As informações foram divulgadas nesta terça-feira (15) por meio do Relatório Mensal de Garantias Honradas pela União em Operações de Crédito e Recuperação de Contragarantias (RMGH).
Desde o ano de 2016, a União já desembolsou R$ 89,66 bilhões para arcar com garantias de empréstimos estaduais e municipais. No mesmo intervalo, o governo recuperou R$ 6,06 bilhões através da execução de contragarantias, sendo R$ 70 mil recuperados apenas no mês de agosto.

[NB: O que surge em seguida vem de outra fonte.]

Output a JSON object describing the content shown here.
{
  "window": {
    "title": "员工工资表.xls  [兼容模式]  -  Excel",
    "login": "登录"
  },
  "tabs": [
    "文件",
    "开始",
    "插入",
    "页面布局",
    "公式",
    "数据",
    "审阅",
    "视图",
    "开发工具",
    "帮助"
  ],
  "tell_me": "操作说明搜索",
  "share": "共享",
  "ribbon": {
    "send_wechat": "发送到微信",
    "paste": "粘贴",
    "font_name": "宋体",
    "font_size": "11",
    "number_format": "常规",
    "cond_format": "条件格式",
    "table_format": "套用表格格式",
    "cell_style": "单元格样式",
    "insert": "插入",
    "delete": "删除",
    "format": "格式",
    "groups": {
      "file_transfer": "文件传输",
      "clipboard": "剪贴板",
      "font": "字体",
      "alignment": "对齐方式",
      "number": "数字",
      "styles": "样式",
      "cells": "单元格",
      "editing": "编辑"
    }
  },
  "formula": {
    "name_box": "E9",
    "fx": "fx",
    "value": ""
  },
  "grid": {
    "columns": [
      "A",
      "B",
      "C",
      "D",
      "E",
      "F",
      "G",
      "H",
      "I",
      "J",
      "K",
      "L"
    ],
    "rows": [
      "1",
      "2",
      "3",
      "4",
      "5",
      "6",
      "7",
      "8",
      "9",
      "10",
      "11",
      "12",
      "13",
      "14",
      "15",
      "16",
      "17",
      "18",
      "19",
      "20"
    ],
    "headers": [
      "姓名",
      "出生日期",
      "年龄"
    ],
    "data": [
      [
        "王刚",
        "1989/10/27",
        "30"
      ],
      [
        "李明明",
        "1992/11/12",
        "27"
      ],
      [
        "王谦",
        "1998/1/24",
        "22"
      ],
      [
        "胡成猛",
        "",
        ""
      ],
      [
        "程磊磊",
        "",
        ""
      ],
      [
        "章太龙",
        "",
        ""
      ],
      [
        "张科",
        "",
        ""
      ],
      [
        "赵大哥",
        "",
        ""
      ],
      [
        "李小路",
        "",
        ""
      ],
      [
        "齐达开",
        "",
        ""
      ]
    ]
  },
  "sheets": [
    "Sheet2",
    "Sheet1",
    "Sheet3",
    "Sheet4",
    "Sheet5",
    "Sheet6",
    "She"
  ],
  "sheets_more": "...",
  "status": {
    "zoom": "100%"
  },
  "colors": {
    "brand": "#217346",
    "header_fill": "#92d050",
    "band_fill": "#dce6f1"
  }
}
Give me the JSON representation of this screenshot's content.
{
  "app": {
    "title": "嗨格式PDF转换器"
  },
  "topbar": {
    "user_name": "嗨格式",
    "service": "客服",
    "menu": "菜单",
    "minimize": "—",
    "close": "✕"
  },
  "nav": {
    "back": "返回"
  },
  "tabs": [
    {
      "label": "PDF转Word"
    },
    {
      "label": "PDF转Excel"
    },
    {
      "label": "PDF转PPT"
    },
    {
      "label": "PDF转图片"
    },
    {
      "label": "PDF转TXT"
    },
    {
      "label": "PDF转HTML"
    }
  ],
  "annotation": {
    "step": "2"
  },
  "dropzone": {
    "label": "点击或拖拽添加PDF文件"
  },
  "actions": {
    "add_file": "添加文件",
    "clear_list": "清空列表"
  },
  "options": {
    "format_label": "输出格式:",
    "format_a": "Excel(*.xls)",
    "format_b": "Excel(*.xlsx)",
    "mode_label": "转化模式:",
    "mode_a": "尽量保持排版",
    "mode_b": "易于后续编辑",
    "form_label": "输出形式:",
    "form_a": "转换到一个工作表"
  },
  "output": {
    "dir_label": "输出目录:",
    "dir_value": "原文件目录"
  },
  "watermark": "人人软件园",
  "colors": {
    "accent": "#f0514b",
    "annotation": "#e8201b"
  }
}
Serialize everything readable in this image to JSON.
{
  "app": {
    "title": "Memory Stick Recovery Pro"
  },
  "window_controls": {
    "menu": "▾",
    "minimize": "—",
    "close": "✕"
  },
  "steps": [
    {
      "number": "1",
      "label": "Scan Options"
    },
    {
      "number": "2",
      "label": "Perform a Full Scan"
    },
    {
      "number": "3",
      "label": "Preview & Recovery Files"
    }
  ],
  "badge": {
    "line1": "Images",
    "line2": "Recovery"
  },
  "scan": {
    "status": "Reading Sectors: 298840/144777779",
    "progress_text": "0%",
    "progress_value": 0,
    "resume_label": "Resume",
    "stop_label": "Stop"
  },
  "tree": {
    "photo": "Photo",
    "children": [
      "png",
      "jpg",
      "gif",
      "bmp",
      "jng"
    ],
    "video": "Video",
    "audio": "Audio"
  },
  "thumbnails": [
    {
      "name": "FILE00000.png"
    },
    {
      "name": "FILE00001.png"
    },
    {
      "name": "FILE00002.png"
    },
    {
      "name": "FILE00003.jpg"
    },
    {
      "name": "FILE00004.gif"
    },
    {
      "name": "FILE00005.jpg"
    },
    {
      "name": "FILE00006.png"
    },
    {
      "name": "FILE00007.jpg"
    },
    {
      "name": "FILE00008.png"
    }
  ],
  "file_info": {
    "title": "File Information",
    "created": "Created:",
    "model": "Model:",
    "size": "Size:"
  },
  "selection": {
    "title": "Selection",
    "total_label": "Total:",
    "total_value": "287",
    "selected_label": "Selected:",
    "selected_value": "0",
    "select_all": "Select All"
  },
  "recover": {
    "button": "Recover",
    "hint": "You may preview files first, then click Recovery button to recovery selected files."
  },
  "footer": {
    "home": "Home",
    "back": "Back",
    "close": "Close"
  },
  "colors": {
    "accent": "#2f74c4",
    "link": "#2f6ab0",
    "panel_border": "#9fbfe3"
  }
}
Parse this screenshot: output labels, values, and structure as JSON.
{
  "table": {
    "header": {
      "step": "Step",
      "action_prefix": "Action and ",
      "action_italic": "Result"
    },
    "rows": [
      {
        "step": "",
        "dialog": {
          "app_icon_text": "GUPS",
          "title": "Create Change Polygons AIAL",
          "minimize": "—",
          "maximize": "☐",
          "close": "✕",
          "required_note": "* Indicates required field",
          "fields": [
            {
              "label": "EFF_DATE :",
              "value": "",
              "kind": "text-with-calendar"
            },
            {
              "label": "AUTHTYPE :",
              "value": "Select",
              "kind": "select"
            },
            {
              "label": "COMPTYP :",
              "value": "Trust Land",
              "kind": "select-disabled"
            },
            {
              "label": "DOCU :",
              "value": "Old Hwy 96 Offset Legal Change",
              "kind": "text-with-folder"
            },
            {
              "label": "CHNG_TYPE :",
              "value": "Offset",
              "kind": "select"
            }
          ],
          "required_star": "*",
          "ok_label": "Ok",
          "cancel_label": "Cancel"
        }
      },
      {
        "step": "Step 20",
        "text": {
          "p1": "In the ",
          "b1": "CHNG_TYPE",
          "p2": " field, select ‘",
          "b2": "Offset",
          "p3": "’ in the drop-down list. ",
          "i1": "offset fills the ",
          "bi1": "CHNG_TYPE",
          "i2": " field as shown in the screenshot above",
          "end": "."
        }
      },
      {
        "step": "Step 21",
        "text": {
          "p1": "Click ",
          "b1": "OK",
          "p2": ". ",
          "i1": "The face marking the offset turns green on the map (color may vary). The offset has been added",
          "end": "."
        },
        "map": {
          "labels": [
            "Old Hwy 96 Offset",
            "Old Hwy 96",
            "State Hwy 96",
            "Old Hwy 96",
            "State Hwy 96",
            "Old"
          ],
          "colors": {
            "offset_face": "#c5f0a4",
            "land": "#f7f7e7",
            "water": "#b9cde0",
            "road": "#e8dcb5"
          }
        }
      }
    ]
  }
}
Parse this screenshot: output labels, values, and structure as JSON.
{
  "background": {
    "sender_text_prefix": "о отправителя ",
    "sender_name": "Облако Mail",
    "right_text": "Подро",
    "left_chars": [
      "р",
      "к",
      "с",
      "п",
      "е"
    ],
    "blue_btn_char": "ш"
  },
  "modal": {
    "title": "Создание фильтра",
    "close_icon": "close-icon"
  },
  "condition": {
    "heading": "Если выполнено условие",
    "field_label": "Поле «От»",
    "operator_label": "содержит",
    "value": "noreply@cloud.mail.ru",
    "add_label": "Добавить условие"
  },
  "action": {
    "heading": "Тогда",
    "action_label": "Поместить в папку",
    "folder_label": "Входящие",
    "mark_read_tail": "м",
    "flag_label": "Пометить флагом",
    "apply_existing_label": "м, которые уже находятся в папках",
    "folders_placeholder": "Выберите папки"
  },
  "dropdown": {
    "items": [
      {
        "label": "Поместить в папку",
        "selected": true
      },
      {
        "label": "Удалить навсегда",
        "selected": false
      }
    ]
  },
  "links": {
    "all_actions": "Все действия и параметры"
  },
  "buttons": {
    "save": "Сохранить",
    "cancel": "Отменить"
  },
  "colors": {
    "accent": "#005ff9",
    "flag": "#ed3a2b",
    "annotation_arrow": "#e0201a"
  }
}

Fatores que afetam a recuperação
O Tesouro Nacional explicou que o baixo volume de valores recuperados decorre principalmente da participação de estados no Regime de Recuperação Fiscal (RRF). Esse mecanismo administrativo suspende temporariamente a execução das contragarantias.
Do total honrado desde 2016, cerca de R$ 79,85 bilhões correspondem a estados inseridos ou que já passaram pelo RRF. Outros R$ 1,90 bilhão estão ligados à compensação de perdas na arrecadação do ICMS, motivada pela Lei Complementar nº 194/2022.
O relatório também aponta que R$ 522,39 milhões não podem ser reavidos devido a decisões judiciais que bloqueiam a execução dessas contragarantias.